Anne Stevens, an American, is a non-executive director at Anglo American, XL-Catlin and Lockheed Martin. Nancy Coldham, is Canadian and she is a founding partner of The CC Group, a group focused on combating the problem of human trafficking. Sisonke Msimang is writer and former executive director of Open Society Initiative for Southern Africa (OSISA).
Equal But Different - Women Leader's Life Stories, Overcoming Race, Gender and Social Class by Dr Judy Dlamini.
In this book, Dlamini assembles a truly stellar cast of fourteen exceptional women leaders, with each of whom she had a sit-down interview. Since the book was born out of a completed PhD thesis, it is founded on strong and complex theoretical foundations about gender and its intersections with race and class. Each of the stories on individual women, could be developed into a stand-alone book, easily..
It is amazing how Dlamini manages to pack into each story, as much critical and unique data, analyzed from a variety of interesting angles, with the barest minimum of jargon and academese. Dlamini has produced a highly readable book that is as inspirational as it is thought-provoking. She includes two men in the cast, namely, Cyril Ramaphosa then the Deputy President of South Africa and Sir Philip Ray Hampton of GlaxoSmithKline, UK.
Dlamini does not explicitly or deliberately include herself among the women whose “stories have to be shared”. However, as the story-teller, she has to frame the book, explain its genesis and outline its overall logic. In the process, Dlamini is unable to completely exclude her own story – and what an amazing story hers is! She points out, with thanks, that her hard-working parents brought her up in a home where she was not only constantly affirmed, but also a home where the philosophy of “equal but different” reigned supreme.

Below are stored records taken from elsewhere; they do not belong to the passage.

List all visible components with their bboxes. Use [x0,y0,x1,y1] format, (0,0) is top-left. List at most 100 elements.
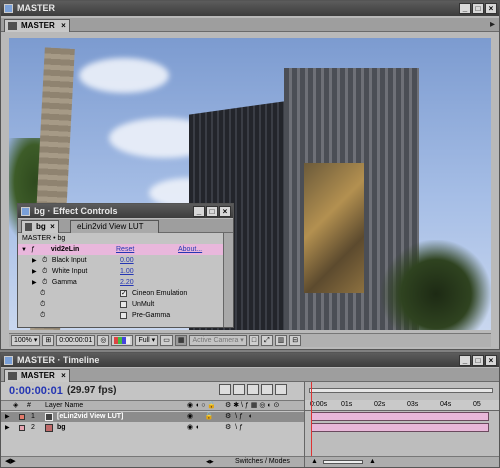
layer-name-column[interactable]: Layer Name [45,401,83,411]
safe-zones-icon[interactable]: ⊞ [42,335,55,346]
maximize-button[interactable]: □ [472,3,484,14]
label-color-swatch[interactable] [19,425,25,431]
motion-blur-icon[interactable] [261,384,273,395]
switches-modes-toggle[interactable]: Switches / Modes [235,457,290,467]
expand-triangle-icon[interactable]: ▶ [32,278,40,289]
time-graph-footer: ▲ ▲ [305,456,499,467]
layer-1-duration-bar[interactable] [311,412,489,421]
fx-toggle-icon[interactable]: ƒ [31,244,39,255]
zoom-in-icon[interactable]: ▲ [369,457,376,467]
tab-master[interactable]: MASTER × [4,19,70,32]
region-of-interest-icon[interactable]: ▭ [160,335,173,346]
stopwatch-icon[interactable]: ⏱ [40,299,48,310]
reset-link[interactable]: Reset [116,244,134,255]
zoom-dropdown[interactable]: 100% ▾ [11,335,41,346]
tab-label: MASTER [21,21,55,30]
time-navigator[interactable] [309,388,493,393]
label-color-swatch[interactable] [19,414,25,420]
effect-controls-titlebar[interactable]: bg · Effect Controls _ □ × [18,204,233,218]
layer-switches-icons: ⚙ ✱ \ ƒ ▦ ◎ ◐ ⊙ [225,402,280,409]
expand-panel-icon[interactable]: ◀▶ [5,457,16,467]
layer-1-effect-switches[interactable]: ⚙ \ ƒ ◐ [225,412,253,422]
effect-tab-row: bg × eLin2vid View LUT [18,219,233,233]
app-icon [21,207,30,216]
time-ruler[interactable]: 0:00s 01s 02s 03s 04s 05 [305,400,499,411]
toggle-panel-icon[interactable]: ◀▶ [206,457,214,467]
checkbox-row-cineon: ⏱ ✓ Cineon Emulation [40,288,188,299]
effect-header-row[interactable]: ▼ ƒ vid2eLin Reset About... [18,244,223,255]
tab-bg[interactable]: bg × [21,220,59,233]
param-row-gamma: ▶ ⏱ Gamma 2.20 [32,277,223,288]
effect-controls-scrollbar[interactable] [223,233,233,327]
tab-master-timeline[interactable]: MASTER × [4,369,70,382]
zoom-out-icon[interactable]: ▲ [311,457,318,467]
about-link[interactable]: About... [178,244,202,255]
pre-gamma-checkbox[interactable] [120,312,127,319]
unmult-checkbox[interactable] [120,301,127,308]
draft-3d-icon[interactable] [275,384,287,395]
layer-outline: 0:00:00:01 (29.97 fps) ◈ # Layer Name ◉ … [1,382,304,467]
minimize-button[interactable]: _ [193,206,205,217]
timeline-title: MASTER · Timeline [17,355,100,365]
expand-triangle-icon[interactable]: ▶ [5,412,13,422]
viewer-titlebar[interactable]: MASTER _ □ × [1,1,499,16]
minimize-button[interactable]: _ [459,355,471,366]
checkbox-row-pregamma: ⏱ Pre-Gamma [40,310,171,321]
stopwatch-icon[interactable]: ⏱ [40,288,48,299]
flowchart-icon[interactable]: ⊟ [289,335,302,346]
black-input-value[interactable]: 0.00 [120,255,134,266]
cineon-emulation-checkbox[interactable]: ✓ [120,290,127,297]
stopwatch-icon[interactable]: ⏱ [42,277,50,288]
channels-icon[interactable] [111,335,134,346]
current-time-indicator[interactable] [311,382,312,467]
transparency-grid-icon[interactable]: ▦ [174,335,188,346]
app-icon [4,4,13,13]
timeline-window: MASTER · Timeline _ □ × MASTER × 0:00:00… [0,352,500,468]
layer-row-1[interactable]: ▶ 1 [eLin2vid View LUT] ◉ 🔒 ⚙ \ ƒ ◐ [1,412,304,422]
gamma-value[interactable]: 2.20 [120,277,134,288]
panel-menu-arrow-icon[interactable]: ▸ [490,19,495,30]
shy-layers-icon[interactable] [233,384,245,395]
ruler-label: 04s [440,401,452,408]
tab-close-icon[interactable]: × [50,221,55,233]
close-button[interactable]: × [485,355,497,366]
layer-row-2[interactable]: ▶ 2 bg ◉ ◖ ⚙ \ ƒ [1,423,304,433]
timecode-field[interactable]: 0:00:00:01 [56,335,96,346]
stopwatch-icon[interactable]: ⏱ [40,310,48,321]
timeline-titlebar[interactable]: MASTER · Timeline _ □ × [1,353,499,367]
white-input-value[interactable]: 1.00 [120,266,134,277]
close-button[interactable]: × [485,3,497,14]
layer-2-switches[interactable]: ◉ ◖ [187,423,199,433]
maximize-button[interactable]: □ [472,355,484,366]
close-button[interactable]: × [219,206,231,217]
stopwatch-icon[interactable]: ⏱ [42,255,50,266]
comp-marker-icon[interactable] [219,384,231,395]
frame-blending-icon[interactable] [247,384,259,395]
expand-triangle-icon[interactable]: ▶ [5,423,13,433]
tab-elin2vid-view-lut[interactable]: eLin2vid View LUT [70,220,159,233]
layer-1-switches[interactable]: ◉ 🔒 [187,412,214,422]
view-layout-icon[interactable]: □ [248,335,260,346]
stopwatch-icon[interactable]: ⏱ [42,266,50,277]
tab-close-icon[interactable]: × [61,20,66,32]
viewer-title: MASTER [17,3,55,13]
expand-triangle-icon[interactable]: ▼ [21,245,29,256]
tab-close-icon[interactable]: × [61,370,66,382]
app-icon [4,356,13,365]
param-row-white-input: ▶ ⏱ White Input 1.00 [32,266,223,277]
snapshot-icon[interactable]: ◎ [97,335,110,346]
effect-controls-content: MASTER • bg ▼ ƒ vid2eLin Reset About... … [18,233,233,327]
camera-dropdown[interactable]: Active Camera ▾ [189,335,247,346]
minimize-button[interactable]: _ [459,3,471,14]
resolution-dropdown[interactable]: Full ▾ [135,335,159,346]
pixel-aspect-icon[interactable]: ⤢ [261,335,273,346]
adjustment-layer-icon [45,413,53,421]
number-column: # [27,402,31,409]
fast-previews-icon[interactable]: ▥ [274,335,288,346]
zoom-slider[interactable] [323,460,363,464]
maximize-button[interactable]: □ [206,206,218,217]
palm-tree-right [381,240,491,330]
current-time[interactable]: 0:00:00:01 [9,385,63,397]
layer-2-duration-bar[interactable] [311,423,489,432]
layer-2-effect-switches[interactable]: ⚙ \ ƒ [225,423,243,433]
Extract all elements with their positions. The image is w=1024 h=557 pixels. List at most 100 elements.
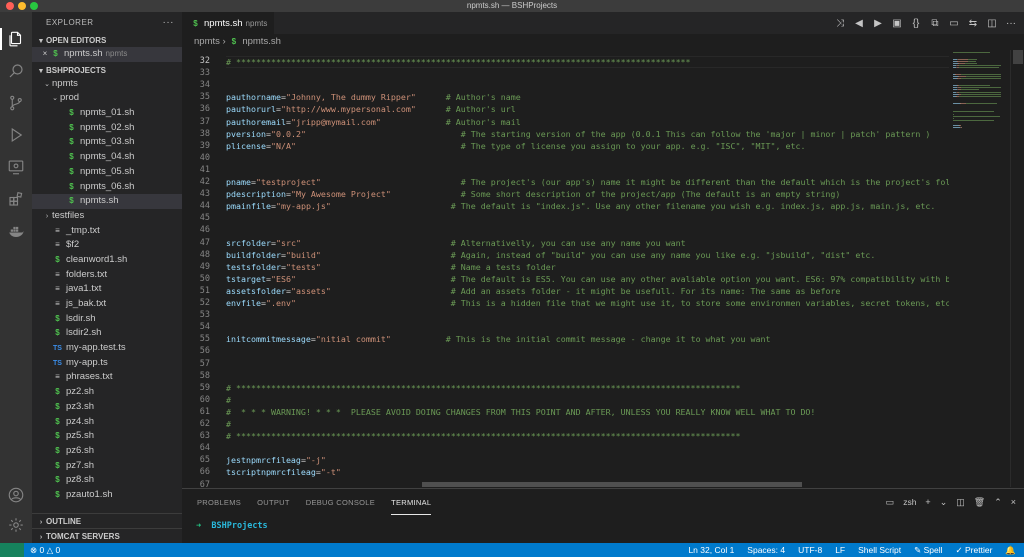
split-editor-icon[interactable]: ◫	[987, 18, 997, 29]
scrollbar-thumb[interactable]	[1013, 50, 1023, 64]
file-item[interactable]: $ cleanword1.sh	[32, 253, 182, 268]
next-icon[interactable]: ▶	[873, 18, 883, 29]
file-item[interactable]: TS my-app.ts	[32, 356, 182, 371]
code-line[interactable]: pauthoremail="jripp@mymail.com" # Author…	[226, 117, 521, 127]
run-debug-icon[interactable]	[6, 125, 26, 145]
chevron-down-icon[interactable]: ⌄	[940, 497, 948, 508]
encoding[interactable]: UTF-8	[798, 543, 822, 557]
tab-npmts-sh[interactable]: $ npmts.sh npmts	[182, 12, 274, 34]
code-line[interactable]: tstarget="ES6" # The default is ES5. You…	[226, 274, 949, 284]
file-item[interactable]: $ npmts_04.sh	[32, 150, 182, 165]
maximize-panel-icon[interactable]: ⌃	[994, 497, 1002, 508]
code-line[interactable]: pauthorname="Johnny, The dummy Ripper" #…	[226, 92, 521, 102]
file-item[interactable]: $ pz2.sh	[32, 385, 182, 400]
code-line[interactable]: jestnpmrcfileag="-j"	[226, 455, 326, 465]
panel-tab-terminal[interactable]: TERMINAL	[391, 489, 432, 515]
extensions-icon[interactable]	[6, 189, 26, 209]
code-line[interactable]: # **************************************…	[226, 431, 741, 441]
code-line[interactable]: pmainfile="my-app.js" # The default is "…	[226, 201, 935, 211]
folder-npmts[interactable]: ⌄ npmts	[32, 77, 182, 92]
language-mode[interactable]: Shell Script	[858, 543, 901, 557]
horizontal-scrollbar[interactable]	[422, 482, 802, 487]
code-line[interactable]: buildfolder="build" # Again, instead of …	[226, 250, 875, 260]
new-terminal-icon[interactable]: +	[925, 497, 930, 507]
remote-explorer-icon[interactable]	[6, 157, 26, 177]
files-icon[interactable]	[6, 29, 26, 49]
cursor-position[interactable]: Ln 32, Col 1	[688, 543, 734, 557]
code-line[interactable]: tscriptnpmrcfileag="-t"	[226, 467, 341, 477]
open-editors-section[interactable]: ▼ OPEN EDITORS	[32, 34, 182, 47]
account-icon[interactable]	[6, 485, 26, 505]
project-section[interactable]: ▼ BSHPROJECTS	[32, 64, 182, 77]
code-editor[interactable]: 32 33 34 35 36 37 38 39 40 41 42 43 44 45 46 47 48 49 50 51…	[182, 50, 949, 487]
file-item[interactable]: $ lsdir.sh	[32, 312, 182, 327]
file-item[interactable]: $ npmts.sh	[32, 194, 182, 209]
tomcat-section[interactable]: › TOMCAT SERVERS	[32, 528, 182, 543]
panel-tab-debug-console[interactable]: DEBUG CONSOLE	[306, 489, 375, 515]
open-editor-item[interactable]: × $ npmts.sh npmts	[32, 47, 182, 62]
code-line[interactable]: #	[226, 419, 231, 429]
code-line[interactable]: # **************************************…	[226, 56, 949, 68]
code-line[interactable]: # **************************************…	[226, 383, 741, 393]
file-item[interactable]: ≡ folders.txt	[32, 268, 182, 283]
prettier-status[interactable]: ✓ Prettier	[956, 543, 993, 557]
code-line[interactable]: #	[226, 395, 231, 405]
search-icon[interactable]	[6, 61, 26, 81]
file-item[interactable]: TS my-app.test.ts	[32, 341, 182, 356]
file-item[interactable]: ≡ $f2	[32, 238, 182, 253]
notifications-icon[interactable]: 🔔	[1005, 543, 1016, 557]
terminal-prompt[interactable]: ➜ BSHProjects	[196, 521, 268, 531]
file-item[interactable]: ≡ java1.txt	[32, 282, 182, 297]
more-actions-icon[interactable]: ···	[163, 12, 175, 34]
save-icon[interactable]: ▣	[892, 18, 902, 29]
source-control-icon[interactable]	[6, 93, 26, 113]
code-line[interactable]: # * * * WARNING! * * * PLEASE AVOID DOIN…	[226, 407, 815, 417]
folder-prod[interactable]: ⌄ prod	[32, 91, 182, 106]
vertical-scrollbar[interactable]	[1010, 50, 1024, 487]
spell-status[interactable]: ✎ Spell	[914, 543, 942, 557]
code-area[interactable]: # **************************************…	[226, 50, 949, 487]
shuffle-icon[interactable]: ⤨	[835, 18, 845, 29]
file-item[interactable]: $ pz5.sh	[32, 429, 182, 444]
code-line[interactable]: srcfolder="src" # Alternativelly, you ca…	[226, 238, 686, 248]
docker-icon[interactable]	[6, 221, 26, 241]
compare-icon[interactable]: ⇆	[968, 18, 978, 29]
code-line[interactable]: testsfolder="tests" # Name a tests folde…	[226, 262, 556, 272]
minimap[interactable]	[949, 50, 1009, 487]
outline-section[interactable]: › OUTLINE	[32, 513, 182, 529]
terminal-shell-select[interactable]: zsh	[903, 497, 916, 507]
file-item[interactable]: $ pz7.sh	[32, 459, 182, 474]
file-item[interactable]: $ pz8.sh	[32, 473, 182, 488]
file-item[interactable]: ≡ js_bak.txt	[32, 297, 182, 312]
file-item[interactable]: $ pz6.sh	[32, 444, 182, 459]
problems-indicator[interactable]: ⊗ 0 △ 0	[30, 543, 60, 557]
code-line[interactable]: pname="testproject" # The project's (our…	[226, 177, 949, 187]
file-item[interactable]: $ npmts_02.sh	[32, 121, 182, 136]
code-line[interactable]: assetsfolder="assets" # Add an assets fo…	[226, 286, 840, 296]
panel-tab-problems[interactable]: PROBLEMS	[197, 489, 241, 515]
file-item[interactable]: $ npmts_03.sh	[32, 135, 182, 150]
code-line[interactable]: pdescription="My Awesome Project" # Some…	[226, 189, 840, 199]
file-item[interactable]: $ npmts_06.sh	[32, 180, 182, 195]
indentation[interactable]: Spaces: 4	[747, 543, 785, 557]
code-line[interactable]: plicense="N/A" # The type of license you…	[226, 141, 805, 151]
remote-indicator[interactable]	[0, 543, 24, 557]
terminal-icon[interactable]: ▭	[949, 18, 959, 29]
file-item[interactable]: $ lsdir2.sh	[32, 326, 182, 341]
more-actions-icon[interactable]: ···	[1006, 18, 1016, 29]
breadcrumb-folder[interactable]: npmts	[194, 36, 220, 47]
close-icon[interactable]: ×	[40, 47, 50, 62]
braces-icon[interactable]: {}	[911, 18, 921, 29]
code-line[interactable]: pversion="0.0.2" # The starting version …	[226, 129, 930, 139]
previous-icon[interactable]: ◀	[854, 18, 864, 29]
split-terminal-icon[interactable]: ◫	[956, 497, 965, 508]
file-item[interactable]: $ npmts_01.sh	[32, 106, 182, 121]
panel-tab-output[interactable]: OUTPUT	[257, 489, 290, 515]
file-item[interactable]: ≡ _tmp.txt	[32, 224, 182, 239]
settings-gear-icon[interactable]	[6, 515, 26, 535]
file-item[interactable]: ≡ phrases.txt	[32, 370, 182, 385]
close-panel-icon[interactable]: ×	[1011, 497, 1016, 507]
end-of-line[interactable]: LF	[835, 543, 845, 557]
code-line[interactable]: initcommitmessage="nitial commit" # This…	[226, 334, 771, 344]
trash-icon[interactable]: 🗑	[974, 497, 985, 508]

The inclusion of family photos right at the beginning of the book draws the reader into a sacred space and turns the book into a very personalised reflection. Here is a book about a woman who, having been born into an ordinary black family, rose to become a medical doctor, later completed a PhD in business management as well as becoming a business woman in her own right. Dr Judy Dlamini is the current Chancellor of WITS University and has been a non-executive director of a dozen corporate entities.
A critical point that may however not be overdone is that whereas Dlamini has mainly chosen black women CEOs for analysis, one wonders what would happen to her theses and her findings, were she to interview ordinary working-class black women instead. What might happen if she chose to focus on women who have not only been victimized by racism, patriarchy and classism but women who have struggled and found it hard to rise out of these conditions. In choosing female CEOs, remarkable as they are and exemplary as they are; the stories of Dlamini might have looked very different and may have yielded different, perhaps more unseemly, but equally instructive insights and results; had she focused on or included some black women who are located lower down the ranks than CEOs.
That said, there is no gainsaying that in this great monograph, Dlamini has bequeathed the next generation not only with “stories that have to be shared”, including her own remarkable story, but she gives us a profile of what it may take for a woman, particularly a black South African woman, to succeed in the patriarchal and racialised corporate world and society.